December 18, 2024

From Hidden Work to AI-powered Productivity, with Jennifer Smith, CEO of Scribe

Building a company is rarely (if ever) a straightforward journey. Jennifer Smith, CEO of Scribe, knows this better than most. In the latest episode of Barrchives, Jennifer shared insights on how she navigated the messy, nonlinear process of finding product-market fit, her philosophy on blending human expertise with AI, and what it takes to build a company that truly transforms how people work.

Here are some moments from the conversation with Jennifer:

1. Build Around Your Unique Wiring

”Find the thing about yourself you're always apologizing for, and then find a way to get paid for it… I think if you look at people who are at the top of their craft, they found a way to take something spiky about them and turned it into something productive.”

2. Listen to Users and Adapt

”I had investors tell me, ‘You’re throwing the company away.’ I had to politely say, ‘I have different information than you do. I’m talking to users, and you’re not… We literally packaged (our product) up, released it into the world, and saw if people cared...they sent us long notes, almost essays, about what they wanted to see.”

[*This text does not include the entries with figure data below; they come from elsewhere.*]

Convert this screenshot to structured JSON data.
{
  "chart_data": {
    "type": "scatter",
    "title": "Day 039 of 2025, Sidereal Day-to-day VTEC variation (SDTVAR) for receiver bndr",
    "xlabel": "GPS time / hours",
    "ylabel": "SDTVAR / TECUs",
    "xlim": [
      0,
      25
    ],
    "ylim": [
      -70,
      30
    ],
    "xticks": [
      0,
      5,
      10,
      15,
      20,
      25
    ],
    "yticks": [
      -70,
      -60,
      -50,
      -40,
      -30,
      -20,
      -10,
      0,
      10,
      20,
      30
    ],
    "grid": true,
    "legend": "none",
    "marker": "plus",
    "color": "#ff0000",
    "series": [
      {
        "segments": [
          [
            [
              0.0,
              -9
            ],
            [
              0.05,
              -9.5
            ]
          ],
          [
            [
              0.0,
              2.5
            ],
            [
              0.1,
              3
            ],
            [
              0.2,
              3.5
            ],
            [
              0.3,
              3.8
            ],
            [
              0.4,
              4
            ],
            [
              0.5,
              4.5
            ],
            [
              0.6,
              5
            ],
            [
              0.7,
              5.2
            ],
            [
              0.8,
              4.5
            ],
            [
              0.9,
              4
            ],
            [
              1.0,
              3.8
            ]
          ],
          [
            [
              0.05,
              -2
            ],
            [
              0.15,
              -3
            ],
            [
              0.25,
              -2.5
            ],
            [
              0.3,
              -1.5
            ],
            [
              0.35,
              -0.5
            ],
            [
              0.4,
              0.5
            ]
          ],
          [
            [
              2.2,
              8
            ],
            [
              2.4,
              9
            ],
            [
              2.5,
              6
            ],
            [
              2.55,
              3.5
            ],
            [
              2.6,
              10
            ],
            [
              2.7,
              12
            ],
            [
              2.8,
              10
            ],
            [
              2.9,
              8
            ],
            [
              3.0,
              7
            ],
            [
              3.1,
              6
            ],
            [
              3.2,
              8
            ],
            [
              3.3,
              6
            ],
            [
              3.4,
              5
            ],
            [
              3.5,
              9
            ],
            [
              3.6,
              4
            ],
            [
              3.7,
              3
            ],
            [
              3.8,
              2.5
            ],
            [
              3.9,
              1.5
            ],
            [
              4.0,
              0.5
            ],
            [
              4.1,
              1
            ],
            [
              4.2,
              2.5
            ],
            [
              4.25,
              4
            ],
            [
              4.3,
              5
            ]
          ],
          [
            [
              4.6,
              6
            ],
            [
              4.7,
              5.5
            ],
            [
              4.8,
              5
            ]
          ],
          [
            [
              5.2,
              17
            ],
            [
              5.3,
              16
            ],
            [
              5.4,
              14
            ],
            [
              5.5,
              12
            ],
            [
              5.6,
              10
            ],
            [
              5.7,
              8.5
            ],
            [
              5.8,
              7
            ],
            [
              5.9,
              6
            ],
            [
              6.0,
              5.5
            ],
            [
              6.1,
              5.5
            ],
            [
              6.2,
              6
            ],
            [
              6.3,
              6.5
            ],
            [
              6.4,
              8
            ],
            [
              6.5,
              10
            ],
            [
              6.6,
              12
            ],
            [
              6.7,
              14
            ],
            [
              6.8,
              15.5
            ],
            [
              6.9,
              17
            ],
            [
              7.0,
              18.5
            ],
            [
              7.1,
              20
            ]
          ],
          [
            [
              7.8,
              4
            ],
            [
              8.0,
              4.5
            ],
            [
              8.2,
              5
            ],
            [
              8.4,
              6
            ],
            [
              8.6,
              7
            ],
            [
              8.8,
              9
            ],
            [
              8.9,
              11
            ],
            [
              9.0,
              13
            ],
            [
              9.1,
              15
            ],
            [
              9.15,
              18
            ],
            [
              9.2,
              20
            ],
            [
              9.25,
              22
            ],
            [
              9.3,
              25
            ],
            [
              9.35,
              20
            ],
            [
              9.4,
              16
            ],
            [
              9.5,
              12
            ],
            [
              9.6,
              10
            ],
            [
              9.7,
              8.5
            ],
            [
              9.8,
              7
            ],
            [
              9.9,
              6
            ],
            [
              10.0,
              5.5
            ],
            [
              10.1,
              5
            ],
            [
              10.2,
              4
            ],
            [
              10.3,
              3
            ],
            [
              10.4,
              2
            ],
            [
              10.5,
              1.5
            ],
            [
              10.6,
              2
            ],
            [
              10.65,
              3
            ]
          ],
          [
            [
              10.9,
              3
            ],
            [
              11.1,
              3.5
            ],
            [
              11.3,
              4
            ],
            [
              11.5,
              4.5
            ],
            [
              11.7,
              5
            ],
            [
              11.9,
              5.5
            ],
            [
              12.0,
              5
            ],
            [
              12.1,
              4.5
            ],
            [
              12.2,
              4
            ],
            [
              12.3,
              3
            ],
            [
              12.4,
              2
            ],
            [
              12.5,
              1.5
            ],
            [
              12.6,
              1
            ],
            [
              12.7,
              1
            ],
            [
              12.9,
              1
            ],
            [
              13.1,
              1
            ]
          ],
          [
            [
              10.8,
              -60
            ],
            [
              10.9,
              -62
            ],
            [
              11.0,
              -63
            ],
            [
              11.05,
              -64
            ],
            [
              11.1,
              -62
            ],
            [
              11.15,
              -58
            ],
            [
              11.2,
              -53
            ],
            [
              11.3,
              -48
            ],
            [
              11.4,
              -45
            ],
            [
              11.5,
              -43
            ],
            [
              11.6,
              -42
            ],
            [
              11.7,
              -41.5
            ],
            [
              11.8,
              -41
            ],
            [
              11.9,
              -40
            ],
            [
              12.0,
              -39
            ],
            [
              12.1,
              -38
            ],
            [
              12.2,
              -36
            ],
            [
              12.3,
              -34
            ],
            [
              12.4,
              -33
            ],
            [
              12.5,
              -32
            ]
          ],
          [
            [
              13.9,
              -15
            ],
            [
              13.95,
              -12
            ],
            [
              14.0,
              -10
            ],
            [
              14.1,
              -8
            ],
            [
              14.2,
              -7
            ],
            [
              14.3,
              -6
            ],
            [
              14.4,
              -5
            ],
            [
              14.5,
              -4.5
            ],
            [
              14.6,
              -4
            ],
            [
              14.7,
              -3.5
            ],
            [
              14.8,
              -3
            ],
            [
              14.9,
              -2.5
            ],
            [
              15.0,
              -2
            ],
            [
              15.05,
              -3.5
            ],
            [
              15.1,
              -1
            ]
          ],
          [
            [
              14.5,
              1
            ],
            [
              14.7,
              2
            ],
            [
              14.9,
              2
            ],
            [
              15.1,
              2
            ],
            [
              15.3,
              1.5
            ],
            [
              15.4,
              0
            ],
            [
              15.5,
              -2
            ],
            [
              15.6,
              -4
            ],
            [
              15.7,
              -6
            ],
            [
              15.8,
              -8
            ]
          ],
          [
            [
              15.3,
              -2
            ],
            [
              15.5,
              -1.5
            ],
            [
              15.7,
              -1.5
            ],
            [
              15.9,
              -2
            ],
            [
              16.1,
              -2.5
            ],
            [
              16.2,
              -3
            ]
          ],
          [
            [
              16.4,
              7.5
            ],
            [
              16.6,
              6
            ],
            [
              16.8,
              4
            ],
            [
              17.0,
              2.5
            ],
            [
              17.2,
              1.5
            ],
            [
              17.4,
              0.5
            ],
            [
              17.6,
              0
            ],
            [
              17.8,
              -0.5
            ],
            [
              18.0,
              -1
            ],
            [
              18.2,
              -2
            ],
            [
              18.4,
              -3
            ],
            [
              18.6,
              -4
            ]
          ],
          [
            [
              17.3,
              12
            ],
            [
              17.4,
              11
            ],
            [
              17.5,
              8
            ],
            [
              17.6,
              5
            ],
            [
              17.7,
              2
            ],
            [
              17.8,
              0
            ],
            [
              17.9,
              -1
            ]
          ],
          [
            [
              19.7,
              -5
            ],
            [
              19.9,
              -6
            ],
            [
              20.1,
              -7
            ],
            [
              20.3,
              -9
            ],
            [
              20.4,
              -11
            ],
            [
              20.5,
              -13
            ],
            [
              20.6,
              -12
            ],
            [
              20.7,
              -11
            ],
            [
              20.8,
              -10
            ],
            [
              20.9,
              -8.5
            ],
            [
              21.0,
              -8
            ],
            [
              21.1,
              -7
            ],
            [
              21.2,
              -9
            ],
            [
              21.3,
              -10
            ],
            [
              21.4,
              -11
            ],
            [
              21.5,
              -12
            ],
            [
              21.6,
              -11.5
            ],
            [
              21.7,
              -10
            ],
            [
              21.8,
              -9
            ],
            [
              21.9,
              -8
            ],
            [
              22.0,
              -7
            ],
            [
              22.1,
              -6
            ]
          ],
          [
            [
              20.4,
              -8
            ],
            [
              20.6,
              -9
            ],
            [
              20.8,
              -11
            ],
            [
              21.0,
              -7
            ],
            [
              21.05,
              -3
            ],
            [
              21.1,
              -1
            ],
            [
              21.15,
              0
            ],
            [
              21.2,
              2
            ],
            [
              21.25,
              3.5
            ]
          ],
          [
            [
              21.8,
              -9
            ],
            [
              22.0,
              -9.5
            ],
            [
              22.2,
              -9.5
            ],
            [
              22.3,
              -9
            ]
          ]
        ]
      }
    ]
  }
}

3. Solve the Hidden Problems

"Scribe is solving a problem that’s hiding in plain sight… A day a week of your time is a really significant amount to waste asking and answering questions. What if we could make that automatic?”

4. Balance AI and Human Expertise

”AI is only as good as what it’s seen. Work is team-specific and requires human context for AI to truly assist… The right workflows will involve AI taking over parts, but humans will still have checks and balances, especially in mission-critical workflows.”

5. Focus Relentlessly

”If you want to do something very intensely and see rapid progress, you have to choose to live your life that way… Time is your biggest enemy in a fast-growing startup. Acting with extreme urgency is how you survive.”

6. On Redefining the Future of Work

”AI is going to become a bigger part of people’s lives as we figure out workflows and reduce the friction of knowledge sharing… Workplace knowledge sharing through oral tradition or osmosis will become obsolete in five years.”

7. On Using Proprietary Data for Building Generalized Agents

“We have, I think, a pretty interesting data set in understanding how you work, how your team works, how your company works, the way that you use your tools, and the right configuration to create value there. And so we got really curious about the question of, well, what happens when we're able to take that insight and that data?”